For gas, the tolerable range is usually much lower than what global crisis conditions often produce. India’s gas-consuming sectors are price-sensitive, and once LNG-linked delivered prices climb too high, substitution and then demand destruction begins. The exact threshold varies by sector, but the broad principle remains that gas can support expansion only if pricing stays within a range the end-user economy can absorb. The more India wants gas to play a larger balancing and industrial role, the more it must care about both supply security and price discipline.

Could current disruptions accelerate India’s energy transition?

They may accelerate parts of it, but not in the simplistic sense that a hydrocarbon shock makes hydrocarbons irrelevant. If anything, the current episode underscores how deeply oil, gas, and LPG are embedded across transport, cooking, industry, petrochemicals, and supply chains. Renewable electricity can reduce dependence in some segments, particularly power, but it does not replace the full functional role of hydrocarbons across the economy.
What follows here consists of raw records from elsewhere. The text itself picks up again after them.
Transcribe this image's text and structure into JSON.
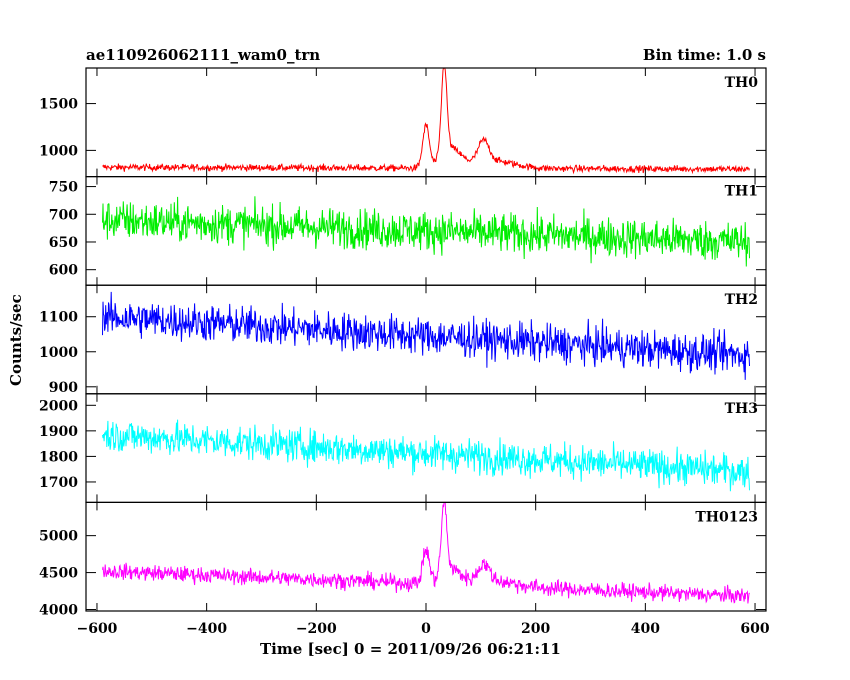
{
  "header": {
    "title": "ae110926062111_wam0_trn",
    "bin_time": "Bin time: 1.0 s"
  },
  "axes": {
    "ylabel": "Counts/sec",
    "xlabel": "Time [sec] 0 = 2011/09/26 06:21:11",
    "xlim": [
      -620,
      620
    ],
    "xticks": [
      -600,
      -400,
      -200,
      0,
      200,
      400,
      600
    ]
  },
  "chart_data": {
    "type": "line",
    "x_range": [
      -590,
      590
    ],
    "bin_time_s": 1.0,
    "series": [
      {
        "name": "TH0",
        "color": "#ff0000",
        "ylim": [
          720,
          1880
        ],
        "yticks": [
          1000,
          1500
        ],
        "baseline_start": 820,
        "baseline_end": 800,
        "noise": 30,
        "peaks": [
          {
            "t": 0,
            "amp": 450,
            "w": 6
          },
          {
            "t": 33,
            "amp": 950,
            "w": 5
          },
          {
            "t": 45,
            "amp": 200,
            "w": 18
          },
          {
            "t": 105,
            "amp": 230,
            "w": 10
          },
          {
            "t": 120,
            "amp": 80,
            "w": 40
          }
        ]
      },
      {
        "name": "TH1",
        "color": "#00ee00",
        "ylim": [
          572,
          768
        ],
        "yticks": [
          600,
          650,
          700,
          750
        ],
        "baseline_start": 690,
        "baseline_end": 650,
        "noise": 30,
        "peaks": []
      },
      {
        "name": "TH2",
        "color": "#0000ff",
        "ylim": [
          880,
          1190
        ],
        "yticks": [
          900,
          1000,
          1100
        ],
        "baseline_start": 1100,
        "baseline_end": 990,
        "noise": 45,
        "peaks": []
      },
      {
        "name": "TH3",
        "color": "#00ffff",
        "ylim": [
          1620,
          2045
        ],
        "yticks": [
          1700,
          1800,
          1900,
          2000
        ],
        "baseline_start": 1885,
        "baseline_end": 1740,
        "noise": 55,
        "peaks": []
      },
      {
        "name": "TH0123",
        "color": "#ff00ff",
        "ylim": [
          3980,
          5450
        ],
        "yticks": [
          4000,
          4500,
          5000
        ],
        "baseline_start": 4520,
        "baseline_end": 4180,
        "noise": 90,
        "peaks": [
          {
            "t": 0,
            "amp": 450,
            "w": 6
          },
          {
            "t": 33,
            "amp": 950,
            "w": 5
          },
          {
            "t": 45,
            "amp": 200,
            "w": 18
          },
          {
            "t": 105,
            "amp": 230,
            "w": 10
          },
          {
            "t": 120,
            "amp": 80,
            "w": 40
          }
        ]
      }
    ]
  }
}
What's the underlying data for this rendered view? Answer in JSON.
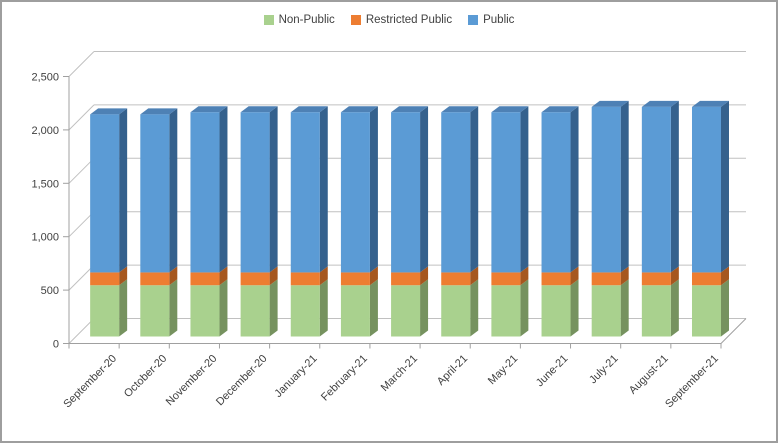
{
  "window": {
    "background": "#FFFFFF",
    "border_color": "#9E9E9E"
  },
  "legend": {
    "position": "top",
    "items": [
      {
        "label": "Non-Public",
        "color": "#A9D18E"
      },
      {
        "label": "Restricted Public",
        "color": "#ED7D31"
      },
      {
        "label": "Public",
        "color": "#5B9BD5"
      }
    ]
  },
  "chart_data": {
    "type": "bar",
    "stacked": true,
    "style": "3d-column",
    "title": "",
    "xlabel": "",
    "ylabel": "",
    "grid": true,
    "legend_position": "top",
    "ylim": [
      0,
      2500
    ],
    "ytick_step": 500,
    "ytick_labels": [
      "0",
      "500",
      "1,000",
      "1,500",
      "2,000",
      "2,500"
    ],
    "categories": [
      "September-20",
      "October-20",
      "November-20",
      "December-20",
      "January-21",
      "February-21",
      "March-21",
      "April-21",
      "May-21",
      "June-21",
      "July-21",
      "August-21",
      "September-21"
    ],
    "series": [
      {
        "name": "Non-Public",
        "color": "#A9D18E",
        "side_color": "#76925F",
        "top_color": "#8FB478",
        "values": [
          480,
          480,
          480,
          480,
          480,
          480,
          480,
          480,
          480,
          480,
          480,
          480,
          480
        ]
      },
      {
        "name": "Restricted Public",
        "color": "#ED7D31",
        "side_color": "#A6571F",
        "top_color": "#C66827",
        "values": [
          120,
          120,
          120,
          120,
          120,
          120,
          120,
          120,
          120,
          120,
          120,
          120,
          120
        ]
      },
      {
        "name": "Public",
        "color": "#5B9BD5",
        "side_color": "#35618D",
        "top_color": "#4E81B5",
        "values": [
          1480,
          1480,
          1500,
          1500,
          1500,
          1500,
          1500,
          1500,
          1500,
          1500,
          1550,
          1550,
          1550
        ]
      }
    ],
    "totals": [
      2080,
      2080,
      2100,
      2100,
      2100,
      2100,
      2100,
      2100,
      2100,
      2100,
      2150,
      2150,
      2150
    ]
  },
  "axis_style": {
    "text_color": "#404040",
    "grid_color": "#C0C0C0",
    "frame_color": "#A0A0A0"
  }
}
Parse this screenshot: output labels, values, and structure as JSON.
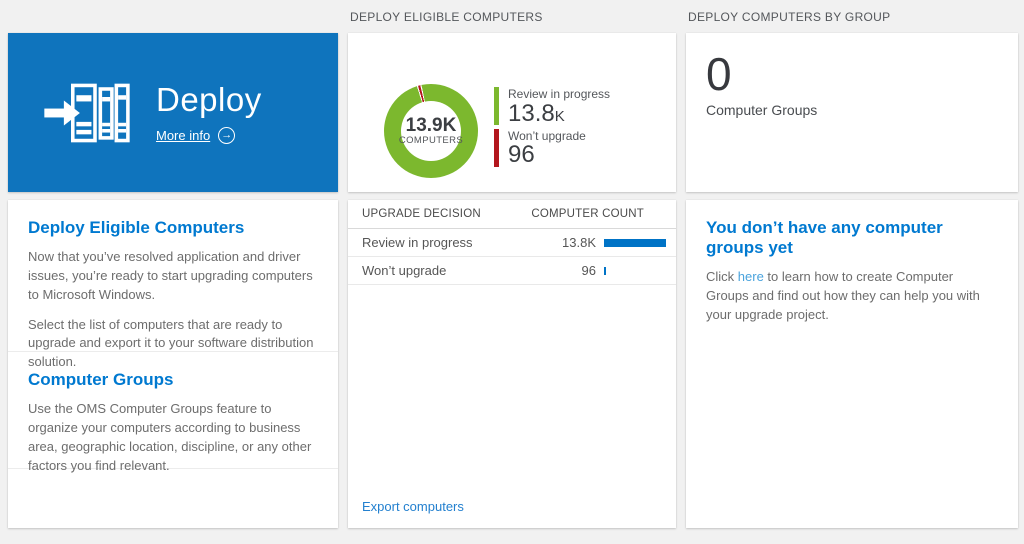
{
  "colors": {
    "tile_blue": "#0f74bd",
    "heading_blue": "#0079d0",
    "green": "#7cb82e",
    "red": "#b3161d",
    "bar_blue": "#0073c6",
    "gap_white": "#ffffff"
  },
  "left_column": {
    "tile": {
      "title": "Deploy",
      "more_info_label": "More info"
    },
    "sections": [
      {
        "heading": "Deploy Eligible Computers",
        "p1": "Now that you’ve resolved application and driver issues, you’re ready to start upgrading computers to Microsoft Windows.",
        "p2": "Select the list of computers that are ready to upgrade and export it to your software distribution solution."
      },
      {
        "heading": "Computer Groups",
        "p1": "Use the OMS Computer Groups feature to organize your computers according to business area, geographic location, discipline, or any other factors you find relevant."
      }
    ]
  },
  "middle_column": {
    "header": "DEPLOY ELIGIBLE COMPUTERS",
    "donut": {
      "center_value": "13.9K",
      "center_label": "COMPUTERS",
      "slice": {
        "green_end": 342.5,
        "red_start": 344,
        "red_end": 346.8,
        "green_resume": 348.3
      },
      "legend": [
        {
          "label": "Review in progress",
          "value": "13.8",
          "suffix": "K",
          "color": "#7cb82e"
        },
        {
          "label": "Won’t upgrade",
          "value": "96",
          "suffix": "",
          "color": "#b3161d"
        }
      ]
    },
    "table": {
      "bar_color": "#0073c6",
      "header_left": "UPGRADE DECISION",
      "header_right": "COMPUTER COUNT",
      "rows": [
        {
          "label": "Review in progress",
          "count": "13.8K",
          "bar_pct": 100
        },
        {
          "label": "Won’t upgrade",
          "count": "96",
          "bar_pct": 0.7
        }
      ]
    },
    "export_link": "Export computers"
  },
  "right_column": {
    "header": "DEPLOY COMPUTERS BY GROUP",
    "tile": {
      "value": "0",
      "label": "Computer Groups"
    },
    "empty_state": {
      "heading": "You don’t have any computer groups yet",
      "body_prefix": "Click ",
      "link_text": "here",
      "body_suffix": " to learn how to create Computer Groups and find out how they can help you with your upgrade project."
    }
  },
  "chart_data": [
    {
      "type": "pie",
      "subtype": "donut",
      "title": "Deploy Eligible Computers",
      "center_text": [
        "13.9K",
        "COMPUTERS"
      ],
      "slices": [
        {
          "label": "Review in progress",
          "value": 13800,
          "display": "13.8K",
          "color": "#7cb82e"
        },
        {
          "label": "Won’t upgrade",
          "value": 96,
          "display": "96",
          "color": "#b3161d"
        }
      ],
      "legend_position": "right"
    },
    {
      "type": "bar",
      "title": "Upgrade Decision / Computer Count",
      "categories": [
        "Review in progress",
        "Won’t upgrade"
      ],
      "values": [
        13800,
        96
      ],
      "value_labels": [
        "13.8K",
        "96"
      ],
      "orientation": "horizontal",
      "bar_color": "#0073c6"
    }
  ]
}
What may accelerate instead is a more strategic diversification of the energy system: greater electrification where substitution is practical, continued investment in grids and storage, stronger domestic gas infrastructure, wider PNG penetration in viable urban clusters, and more serious pursuit of alternative domestic pathways using national endowments such as coal. In other words, this is less a linear transition and more a structural transformation—driven as much by energy security as by climate goals.